In California, Google run a fleet of driverless Toyota Prius, Lexus RX450h and Audi TT cars. Laws are such that you do need a driver behind the wheel “just in case”, but they’ve done (by April 2013) over 435,000 self driven miles without a single accident to date. Even doing impressive things (if you have a spare 3 minutes, i’d encourage you to watch this video).
Peter Norvig and Sebastian Thrun are two Stanford professors heavily involved at that project at Google. In 2011 and alongside their work at Google, they opened their “Introduction to Artificial Intelligence” course at Stanford University for free – online – to anyone in the world who wanted to complete it. Over 100,000 subscribed, and with it started the Massive Open Online Course (MOOC) industry.
MongoDB used the same structure of online teaching to offer two free courses last year, nominally training people who wanted to program and administer databases using their market leading MongoDB NoSQL database. Armed only with my MacBook Air on my dining table, I joined over 6,600 other hopefuls to do their free, 7 week long, 10 hours/week M101P: MongoDB for Developers course. This included examples in Python, which we learned as part of the syllabus. I also joined over 6,400 other students doing the equivalent M102: MongoDB for DBAs course.

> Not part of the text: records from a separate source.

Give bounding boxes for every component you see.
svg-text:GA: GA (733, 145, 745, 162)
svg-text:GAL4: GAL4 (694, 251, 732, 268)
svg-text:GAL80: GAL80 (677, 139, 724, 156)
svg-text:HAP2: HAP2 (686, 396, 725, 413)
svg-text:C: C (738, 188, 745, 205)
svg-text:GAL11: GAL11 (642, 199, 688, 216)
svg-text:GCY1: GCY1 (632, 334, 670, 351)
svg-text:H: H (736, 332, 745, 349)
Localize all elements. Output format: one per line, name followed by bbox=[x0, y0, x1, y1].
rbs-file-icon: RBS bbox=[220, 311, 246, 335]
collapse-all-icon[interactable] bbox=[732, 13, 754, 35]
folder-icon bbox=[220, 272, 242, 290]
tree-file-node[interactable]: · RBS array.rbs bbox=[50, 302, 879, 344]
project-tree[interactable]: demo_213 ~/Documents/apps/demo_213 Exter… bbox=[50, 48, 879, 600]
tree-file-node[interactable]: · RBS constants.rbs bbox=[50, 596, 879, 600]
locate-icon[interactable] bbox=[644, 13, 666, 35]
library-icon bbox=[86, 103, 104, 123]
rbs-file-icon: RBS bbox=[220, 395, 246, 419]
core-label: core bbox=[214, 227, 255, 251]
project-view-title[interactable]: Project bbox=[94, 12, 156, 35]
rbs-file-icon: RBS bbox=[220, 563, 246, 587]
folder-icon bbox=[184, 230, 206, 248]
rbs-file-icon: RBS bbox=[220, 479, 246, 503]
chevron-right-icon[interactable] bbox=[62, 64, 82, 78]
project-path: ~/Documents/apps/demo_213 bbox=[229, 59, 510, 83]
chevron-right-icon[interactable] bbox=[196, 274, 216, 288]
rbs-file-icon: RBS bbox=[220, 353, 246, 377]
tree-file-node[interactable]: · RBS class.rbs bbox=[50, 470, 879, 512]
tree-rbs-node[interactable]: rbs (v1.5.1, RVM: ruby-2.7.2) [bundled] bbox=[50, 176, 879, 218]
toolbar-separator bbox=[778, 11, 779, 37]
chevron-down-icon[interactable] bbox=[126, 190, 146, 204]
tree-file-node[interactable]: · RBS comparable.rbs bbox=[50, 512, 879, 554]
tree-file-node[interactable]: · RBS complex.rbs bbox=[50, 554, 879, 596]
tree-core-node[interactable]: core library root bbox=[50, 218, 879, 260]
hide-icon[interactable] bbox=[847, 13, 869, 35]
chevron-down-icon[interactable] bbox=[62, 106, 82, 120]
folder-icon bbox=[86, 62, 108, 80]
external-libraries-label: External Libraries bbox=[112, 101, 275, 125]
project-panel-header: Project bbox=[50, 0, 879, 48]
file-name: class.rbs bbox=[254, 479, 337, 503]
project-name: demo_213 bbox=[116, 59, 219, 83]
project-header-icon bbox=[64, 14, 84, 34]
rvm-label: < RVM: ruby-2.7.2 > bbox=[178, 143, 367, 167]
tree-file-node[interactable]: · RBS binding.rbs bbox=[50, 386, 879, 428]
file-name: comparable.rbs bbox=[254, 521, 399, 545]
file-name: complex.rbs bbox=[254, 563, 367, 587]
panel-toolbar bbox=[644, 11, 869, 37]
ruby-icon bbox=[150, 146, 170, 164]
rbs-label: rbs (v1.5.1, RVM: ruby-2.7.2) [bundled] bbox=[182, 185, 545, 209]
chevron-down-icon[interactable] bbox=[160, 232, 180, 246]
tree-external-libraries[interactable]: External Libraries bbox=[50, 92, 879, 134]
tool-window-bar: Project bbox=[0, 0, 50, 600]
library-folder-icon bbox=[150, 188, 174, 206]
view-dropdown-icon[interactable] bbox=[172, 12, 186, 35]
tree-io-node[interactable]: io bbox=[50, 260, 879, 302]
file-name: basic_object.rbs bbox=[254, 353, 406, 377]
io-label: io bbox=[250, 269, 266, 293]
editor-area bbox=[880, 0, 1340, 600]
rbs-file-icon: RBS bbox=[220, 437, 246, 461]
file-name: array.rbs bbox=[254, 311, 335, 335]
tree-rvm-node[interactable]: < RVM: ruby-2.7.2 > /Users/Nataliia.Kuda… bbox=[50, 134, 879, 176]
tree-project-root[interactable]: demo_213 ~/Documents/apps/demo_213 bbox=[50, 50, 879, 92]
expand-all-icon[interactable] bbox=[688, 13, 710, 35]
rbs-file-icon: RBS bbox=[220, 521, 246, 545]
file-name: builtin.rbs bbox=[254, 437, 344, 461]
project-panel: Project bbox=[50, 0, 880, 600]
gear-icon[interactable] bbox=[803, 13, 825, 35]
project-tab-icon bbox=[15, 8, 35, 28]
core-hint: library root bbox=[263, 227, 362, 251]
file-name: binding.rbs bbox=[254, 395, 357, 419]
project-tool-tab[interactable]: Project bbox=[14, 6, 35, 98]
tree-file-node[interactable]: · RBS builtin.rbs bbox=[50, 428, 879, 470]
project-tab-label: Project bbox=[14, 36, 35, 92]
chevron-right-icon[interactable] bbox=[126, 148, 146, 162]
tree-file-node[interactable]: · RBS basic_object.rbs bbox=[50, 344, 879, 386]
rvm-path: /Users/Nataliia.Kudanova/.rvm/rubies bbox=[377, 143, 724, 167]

You learn from short videos with frequent knowledge test quizzes each week, up to 10 hours per week per course, but in start/stop gaps around your other work/personal commitments. You then have a set of homework exercises to run on your own machine, which have to be completed and answers posted on their portal within a week of issue. New videos are released every Tuesday morning at 4am UK time, and the matching homework is to be in within a week. At the very end, Week 7, you have a final summary and a final 10 or 11 final exam questions to answer that week.
There is plenty of help on hand from the instructors and a small number of teaching assistants on each courses forum, though many of the queries are answered by fellow students.
Some weeks, it was mad. I was sitting there on my dining room table, five weeks in, with a database split over three different replica sets and multiple shards, all running on my MacBook Air and running very impressively. I just sat there shaking my head at the affront of having the full complexity of the thing I built running in front of me. This from having no experience of MongoDB, JSON syntax, Python code, or of JavaScript at all when I started the course.
I was delighted to have finished both courses with 100% ratings — something achieved by 2.2% of the intake of the programming course, and 5.1% for the DBAs. The company, after 7 weeks, had an extra 9,000 or so professional advocates who’ve passed their exams since they started the previous year (this was the second time they’d been run). I was duly certified:
The product itself is very, very impressive, built to scale out as your needs grow. I was no less impressed with the execution of this training on the edX platform, as described eloquently by VP Education Andrew Erlichson on their blog at the time. Anyone looking to do the same courses I did (and now more) can find them at https://education.mongodb.com/
This year, I’ve decided to improve my ability to sift data from databases and to present it in compelling ways. I dislike tables of numbers, even throwing my wife’s heart monitor readings onto a Google Sheets graph for her doctor – not least to show her anxiety of having readings taken calmed back to normality close to the end of the sampling period, something not immediately apparent from the raw data:
I’ve been doing similar but business orientated things in Tableau Desktop Professional for over 5 years (exposing underlying trends, sometimes leading to spectacular business results), but I’ve no doubt I’ll learn new and useful techniques with a fresh perspective from Google and the tools they use. To this end, i’ve registered on their free Making Sense of Data online course and am ready to go (part time!) from March 18th until April 4th.
There are plenty of other courses available on a wide range of topics, most free, some with nominal subscription charges. Go have a gander at what’s available at:
- The Original Stanford Courses (and more): https://www.udacity.com/
- MITx, HarvardX, BerkeleyX and other University Courses: https://www.edx.org/course-list
- Free Courses at Many Universities: https://www.coursera.org/courses
- In Germany, but wide range of courses in English: https://www.iversity.org/
- Programming Courses: http://www.codeacademy.com/
- Web Technology Training: https://www.codeschool.com/
So, lots to pique anyones interests, and to keep learning. Which courses are you going to do this year?